Provando-se, isso sim, o contrário: que quem os fornece é a 1ª Ré Recorrente (“RR”).
Tão pouco se provou que a Recorrente tivesse recebido da 2ª Ré “SS” quaisquer outros bens que constituam indício revelador da concretização da transmissão de um estabelecimento que constitua uma unidade económica, como sejam, por exemplo, quaisquer alvarás ou licenças para o exercício específico dessa actividade ou para a organização do seu trabalho.
Igualmente não se provou que a 2ª Ré tivesse transmitido à 1ª Ré o know-how – o conjunto de conhecimentos práticos e os meios materiais e técnicos – indissociáveis à prossecução de uma actividade económica de segurança privada, tendo a cargo os referidos serviços de vigilância e segurança dos portos, cais e marinas dos “TT”.
E não se diga que esse know-how, enquanto conhecimento especializado e assente em procedimentos, informações e experiência da organização concorrente, não releva para essa função.
Tanto mais que uma das exigências do concurso assenta precisamente na obrigatoriedade desses trabalhadores serem titulares de cartões profissionais emitidos pela Secretaria-Geral do Ministério da Administração Interna, nos termos e para os efeitos do art. 10.º, do Decreto-Lei n.º 35/2004, de 21 de Fevereiro e pela Lei n.º 38/2008, de 8 de Agosto.
Ora, esses cartões profissionais para os serviços de segurança privada não são emitidos sem o cumprimento de determinadas formalidades e observância dos requisitos que condicionam a actividade das empresas de segurança.
Actividade regulada pelos citados diplomas e, mais recentemente, pela Lei da Segurança Privada – Lei nº 34/2013, de 16/05.
5.3. Com efeito, de acordo com a Lei da Segurança Privada, aprovada pela Lei n.º 34/2013, de 16-5, os serviços de segurança prestados a terceiros com vista à protecção de pessoas e bens, bem como à prevenção da prática de crimes nos locais para os quais são contratados, incluem, nomeadamente, serviços de vigilância de bens móveis e imóveis, com o controlo de acesso de pessoas ou bens a instalações e serviços de inspecção de cargas, bagagens e pessoas, v.g., em portos (e similares) e aeroportos – cf. seu art. 3.º.
Decorre desta lei uma série de requisitos que condicionam a actividade das empresas de segurança, como sejam a necessidade de obtenção de licenças, alvarás e deveres de prestação de caução, bem como um conjunto de deveres de grande exigência quanto ao modus operandi destas empresas e ainda a sujeição a regras procedimentais estritas no que respeita aos sistemas de controlo e vigilância e aos sistemas de alarmes que utilizem.

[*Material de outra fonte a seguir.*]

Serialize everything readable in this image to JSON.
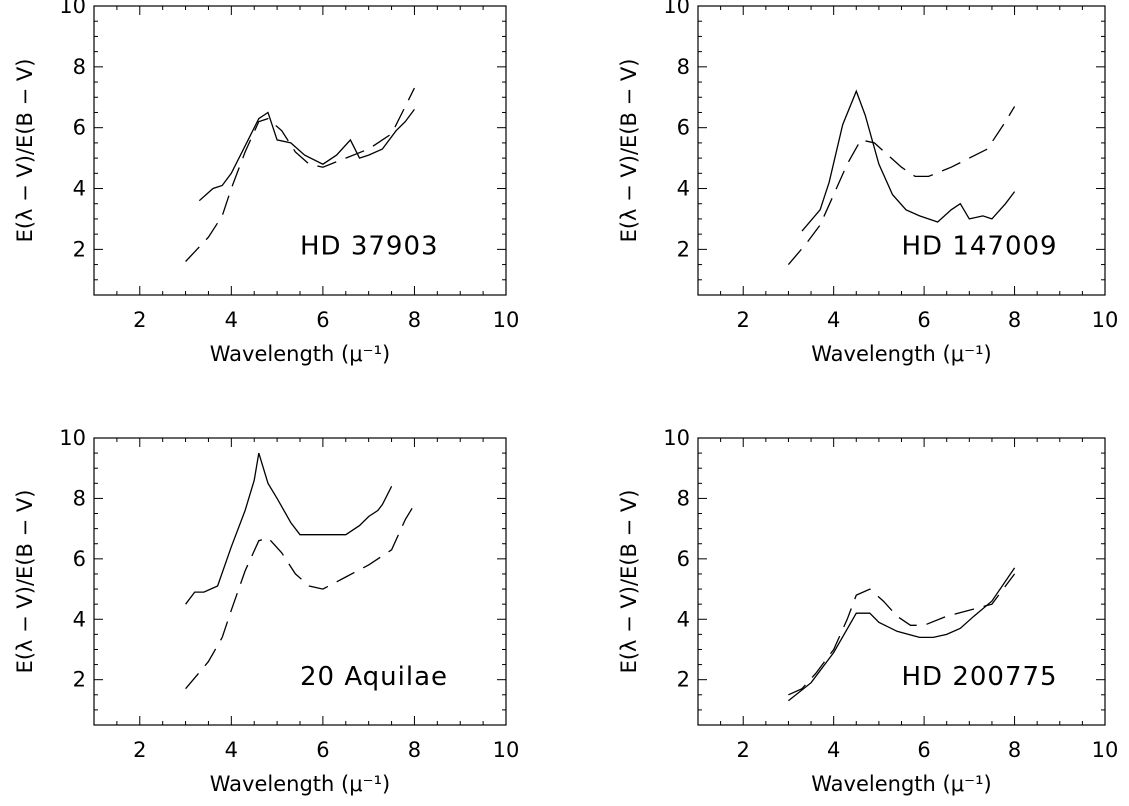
{
  "chart_data": [
    {
      "type": "line",
      "annotation": "HD 37903",
      "xlabel": "Wavelength (μ⁻¹)",
      "ylabel": "E(λ − V)/E(B − V)",
      "xlim": [
        1,
        10
      ],
      "ylim": [
        0.5,
        10
      ],
      "xticks": [
        2,
        4,
        6,
        8,
        10
      ],
      "yticks": [
        2,
        4,
        6,
        8,
        10
      ],
      "series": [
        {
          "style": "solid",
          "x": [
            3.3,
            3.6,
            3.8,
            4.0,
            4.3,
            4.6,
            4.8,
            5.0,
            5.3,
            5.6,
            6.0,
            6.3,
            6.6,
            6.8,
            7.0,
            7.3,
            7.6,
            7.8,
            8.0
          ],
          "y": [
            3.6,
            4.0,
            4.1,
            4.5,
            5.4,
            6.3,
            6.5,
            5.6,
            5.5,
            5.1,
            4.8,
            5.1,
            5.6,
            5.0,
            5.1,
            5.3,
            5.9,
            6.2,
            6.6
          ]
        },
        {
          "style": "dashed",
          "x": [
            3.0,
            3.5,
            3.8,
            4.0,
            4.3,
            4.6,
            4.8,
            5.1,
            5.4,
            5.7,
            6.0,
            6.5,
            7.0,
            7.5,
            7.8,
            8.0
          ],
          "y": [
            1.6,
            2.4,
            3.1,
            4.0,
            5.2,
            6.2,
            6.3,
            5.9,
            5.2,
            4.8,
            4.7,
            5.0,
            5.3,
            5.8,
            6.7,
            7.3
          ]
        }
      ]
    },
    {
      "type": "line",
      "annotation": "HD 147009",
      "xlabel": "Wavelength (μ⁻¹)",
      "ylabel": "E(λ − V)/E(B − V)",
      "xlim": [
        1,
        10
      ],
      "ylim": [
        0.5,
        10
      ],
      "xticks": [
        2,
        4,
        6,
        8,
        10
      ],
      "yticks": [
        2,
        4,
        6,
        8,
        10
      ],
      "series": [
        {
          "style": "solid",
          "x": [
            3.3,
            3.7,
            3.9,
            4.2,
            4.5,
            4.7,
            5.0,
            5.3,
            5.6,
            5.9,
            6.3,
            6.6,
            6.8,
            7.0,
            7.3,
            7.5,
            7.8,
            8.0
          ],
          "y": [
            2.6,
            3.3,
            4.2,
            6.1,
            7.2,
            6.4,
            4.8,
            3.8,
            3.3,
            3.1,
            2.9,
            3.3,
            3.5,
            3.0,
            3.1,
            3.0,
            3.5,
            3.9
          ]
        },
        {
          "style": "dashed",
          "x": [
            3.0,
            3.4,
            3.7,
            4.0,
            4.3,
            4.6,
            4.9,
            5.2,
            5.5,
            5.8,
            6.1,
            6.6,
            7.0,
            7.4,
            7.8,
            8.0
          ],
          "y": [
            1.5,
            2.2,
            2.8,
            3.8,
            4.8,
            5.6,
            5.5,
            5.1,
            4.7,
            4.4,
            4.4,
            4.7,
            5.0,
            5.3,
            6.2,
            6.7
          ]
        }
      ]
    },
    {
      "type": "line",
      "annotation": "20 Aquilae",
      "xlabel": "Wavelength (μ⁻¹)",
      "ylabel": "E(λ − V)/E(B − V)",
      "xlim": [
        1,
        10
      ],
      "ylim": [
        0.5,
        10
      ],
      "xticks": [
        2,
        4,
        6,
        8,
        10
      ],
      "yticks": [
        2,
        4,
        6,
        8,
        10
      ],
      "series": [
        {
          "style": "solid",
          "x": [
            3.0,
            3.2,
            3.4,
            3.7,
            4.0,
            4.3,
            4.5,
            4.6,
            4.8,
            5.0,
            5.3,
            5.5,
            6.0,
            6.5,
            6.8,
            7.0,
            7.2,
            7.3,
            7.5
          ],
          "y": [
            4.5,
            4.9,
            4.9,
            5.1,
            6.4,
            7.6,
            8.6,
            9.5,
            8.5,
            8.0,
            7.2,
            6.8,
            6.8,
            6.8,
            7.1,
            7.4,
            7.6,
            7.8,
            8.4
          ]
        },
        {
          "style": "dashed",
          "x": [
            3.0,
            3.5,
            3.8,
            4.0,
            4.3,
            4.6,
            4.8,
            5.1,
            5.4,
            5.7,
            6.0,
            6.5,
            7.0,
            7.5,
            7.8,
            8.0
          ],
          "y": [
            1.7,
            2.6,
            3.4,
            4.3,
            5.6,
            6.6,
            6.7,
            6.2,
            5.5,
            5.1,
            5.0,
            5.4,
            5.8,
            6.3,
            7.3,
            7.8
          ]
        }
      ]
    },
    {
      "type": "line",
      "annotation": "HD 200775",
      "xlabel": "Wavelength (μ⁻¹)",
      "ylabel": "E(λ − V)/E(B − V)",
      "xlim": [
        1,
        10
      ],
      "ylim": [
        0.5,
        10
      ],
      "xticks": [
        2,
        4,
        6,
        8,
        10
      ],
      "yticks": [
        2,
        4,
        6,
        8,
        10
      ],
      "series": [
        {
          "style": "solid",
          "x": [
            3.0,
            3.5,
            4.0,
            4.5,
            4.8,
            5.0,
            5.4,
            5.9,
            6.2,
            6.5,
            6.8,
            7.1,
            7.5,
            8.0
          ],
          "y": [
            1.3,
            1.9,
            2.9,
            4.2,
            4.2,
            3.9,
            3.6,
            3.4,
            3.4,
            3.5,
            3.7,
            4.1,
            4.6,
            5.7
          ]
        },
        {
          "style": "dashed",
          "x": [
            3.0,
            3.3,
            3.6,
            4.0,
            4.3,
            4.5,
            4.8,
            5.1,
            5.4,
            5.7,
            6.0,
            6.5,
            7.0,
            7.5,
            8.0
          ],
          "y": [
            1.5,
            1.7,
            2.2,
            3.0,
            4.0,
            4.8,
            5.0,
            4.6,
            4.1,
            3.8,
            3.8,
            4.1,
            4.3,
            4.5,
            5.5
          ]
        }
      ]
    }
  ]
}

Obrigações de que nos dão conta a matéria de facto provada nos autos – cf. pontos 26) e segts. - e que constam do caderno de encargos inserido no concurso público que foi realizado para adjudicação da prestação de serviços na área de vigilância e segurança preventiva das instalações dos “TT”.
O que é revelador das exigências técnicas e materiais imprescindíveis à actividade desenvolvida no âmbito dos serviços de vigilância e segurança.
Exigindo, por isso, o legislador, em relação a estes trabalhadores, uma formação profissional específica e a avaliação das respectivas condições médicas e psicológicas dos mesmos.[25]
A que acresce a obrigatoriedade de deter carteira profissional e a de se sujeitarem a requisitos de aptidão específicos, bem como à utilização de um uniforme que permita a sua identificação.
Ora, a complexidade e as exigências técnicas, materiais e de formação profissional dessa actividade de segurança privada, que são imprescindíveis para o exercício da actividade, nos termos que decorrem do respectivo enquadramento legal e se espraiam nos factos que se provaram nos autos, não permitem, em nosso entender, que se equipare esta actividade a outras exclusivamente assentes em mão de obra/no «capital humano», v.g., os serviços de limpeza de escritórios e casas particulares.
Tão pouco se extrai do quadro factual traçado em juízo que o conjunto de trabalhadores composto pelos aqui Autores tivesse autonomia no seio da empresa de segurança onde prestavam a sua actividade profissional, não se tendo provado que esse conjunto de trabalhadores formasse um complexo humano organizado que conferia, por si só, individualidade à actividade desenvolvida no seio da 2.ª Ré “SS” e que aí tivesse autonomia.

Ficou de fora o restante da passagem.